In making the announcement, Eby said British Columbia must do more to compete with other jurisdictions. The local industry has faced the same downturn that has sidelined film workers around the globe.

“This is a sector that’s taken some hits,” Eby said at a press conference. “The decision by major studios to reduce some of their budgets on productions, the impact of labor disruptions, other jurisdictions competing with British Columbia for these productions with significant subsides for the industry, means we need to respond. We need to continue to be competitive, and we need to be world-leading.”

British Columbia launched its film incentive in 1998 and has since become a major hub for TV production, including Hallmark movies, Netflix’s “Virgin River,” HBO’s “The Last of Us” and “Shōgun” on FX. The latest proposal is especially aimed at enticing large productions, with a 2% bonus going to those with a budget over $140 million (CA$200 million).

The province spent $640 million (CA$909 million) on film incentives in the 2023-24 fiscal year, of which about 80% went to foreign productions. The increase — if approved in next year’s budget process — would lift it to $843 million (CA$1.2 billion), according to a Ministry of Finance estimate. The increase will be retroactive to Jan. 1, Eby said.

The move comes weeks after California Gov. Gavin Newsom vowed to increase the state’s tax incentive from $330 million a year to $750 million. (California’s population is seven times larger than British Columbia’s, and its economy is 18 times larger.)

As with Eby, Newsom said the hike was needed to compete with other jurisdictions and to stem a decline in production volume. The California Legislature must approve the increase next year, and it would take effect on July 1.

New York also hiked its incentive to $700 million last year.

Several B.C. leaders took a trade mission to Los Angeles in November, as part of an effort to persuade Hollywood studio executives to bring more productions to the province.

“The one thing they said to us was, ‘We want to make sure you’re tax competitive,’” said Spencer Chandra Herbert, the minister for tourism, arts, culture and sport, at the press conference. “We want to be tax competitive too. … They said if you can make that happen, we will bring big productions here.”

The SAG-AFTRA and Writers Guild of America strikes had a significant impact on the British Columbia film sector, as employment declined from 37,000 to 26,000 in 2023, according to Creative BC, which administers the incentives.

Crystal Braunwarth, the business representative at IATSE Local 891, said that workers have been forced to draw on their savings, take early retirement and even switch careers amid a 40% drop in production.
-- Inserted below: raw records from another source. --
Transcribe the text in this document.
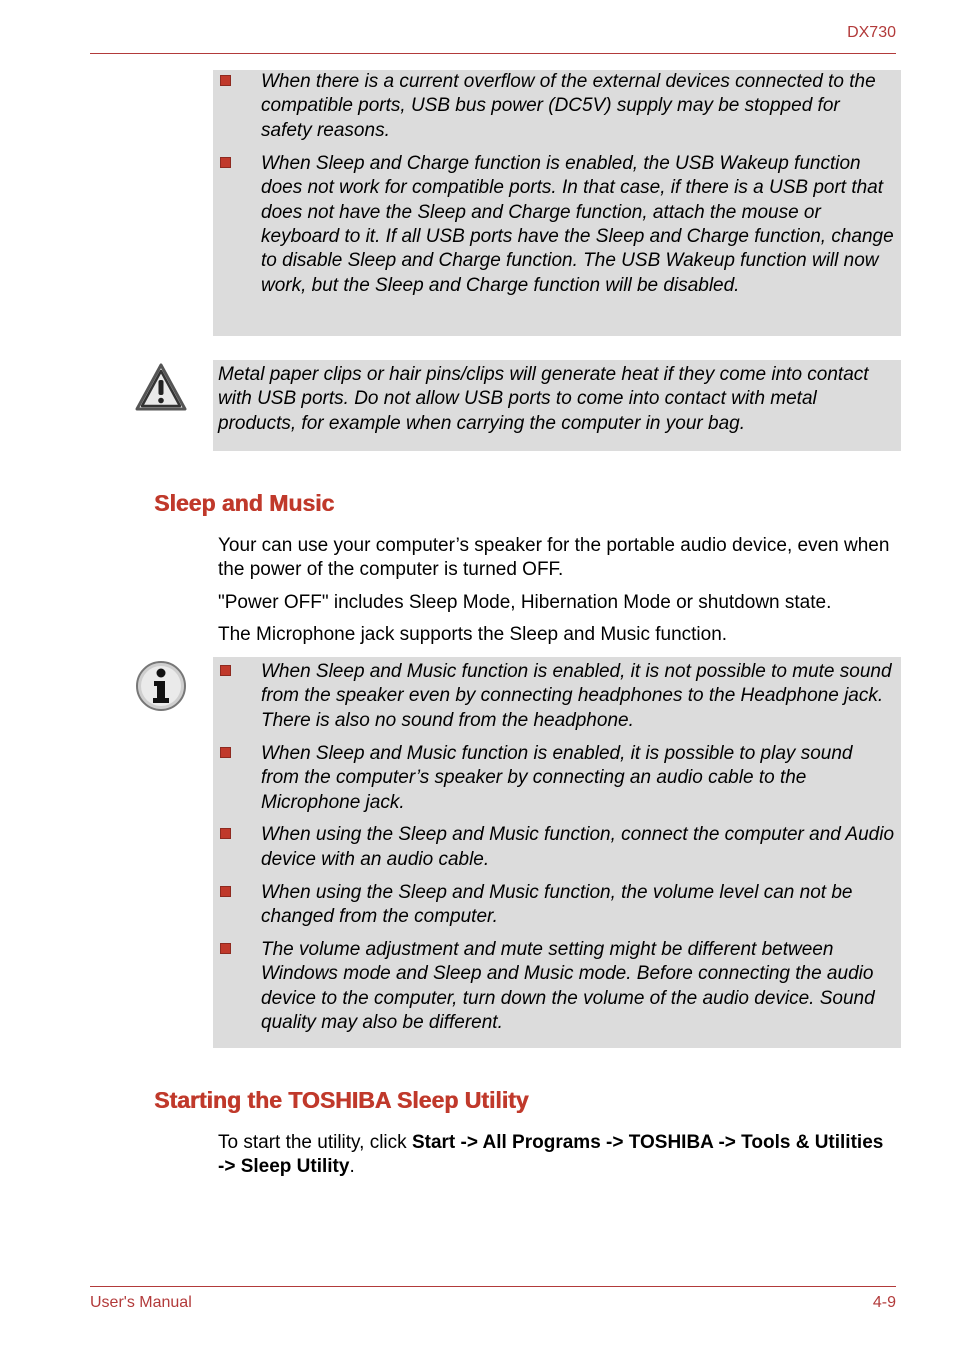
DX730
When there is a current overflow of the external devices connected to the compatible ports, USB bus power (DC5V) supply may be stopped for safety reasons.
When Sleep and Charge function is enabled, the USB Wakeup function does not work for compatible ports. In that case, if there is a USB port that does not have the Sleep and Charge function, attach the mouse or keyboard to it. If all USB ports have the Sleep and Charge function, change to disable Sleep and Charge function. The USB Wakeup function will now work, but the Sleep and Charge function will be disabled.
Metal paper clips or hair pins/clips will generate heat if they come into contact with USB ports. Do not allow USB ports to come into contact with metal products, for example when carrying the computer in your bag.
Sleep and Music
Your can use your computer’s speaker for the portable audio device, even when the power of the computer is turned OFF.
"Power OFF" includes Sleep Mode, Hibernation Mode or shutdown state.
The Microphone jack supports the Sleep and Music function.
When Sleep and Music function is enabled, it is not possible to mute sound from the speaker even by connecting headphones to the Headphone jack. There is also no sound from the headphone.
When Sleep and Music function is enabled, it is possible to play sound from the computer’s speaker by connecting an audio cable to the Microphone jack.
When using the Sleep and Music function, connect the computer and Audio device with an audio cable.
When using the Sleep and Music function, the volume level can not be changed from the computer.
The volume adjustment and mute setting might be different between Windows mode and Sleep and Music mode. Before connecting the audio device to the computer, turn down the volume of the audio device. Sound quality may also be different.
Starting the TOSHIBA Sleep Utility
To start the utility, click Start -> All Programs -> TOSHIBA -> Tools & Utilities -> Sleep Utility.
User's Manual	4-9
She called the announcement a “significant milestone” that will help get people back to work.

“It is not a race to the bottom,” she said. “It is job creation that benefits British Columbians and invests in the people.”

Eby’s New Democratic Party won a slender majority in the October election, extending his tenure as premier. He had promised to increase the filming incentive during the campaign.

At the press conference, Eby was also asked to respond to President-elect Donald Trump’s threat to impose a 25% tariff on all Canadian goods. He said Canada would impose retaliatory tariffs if Trump follows through.

“We will do our part to respond,” he said.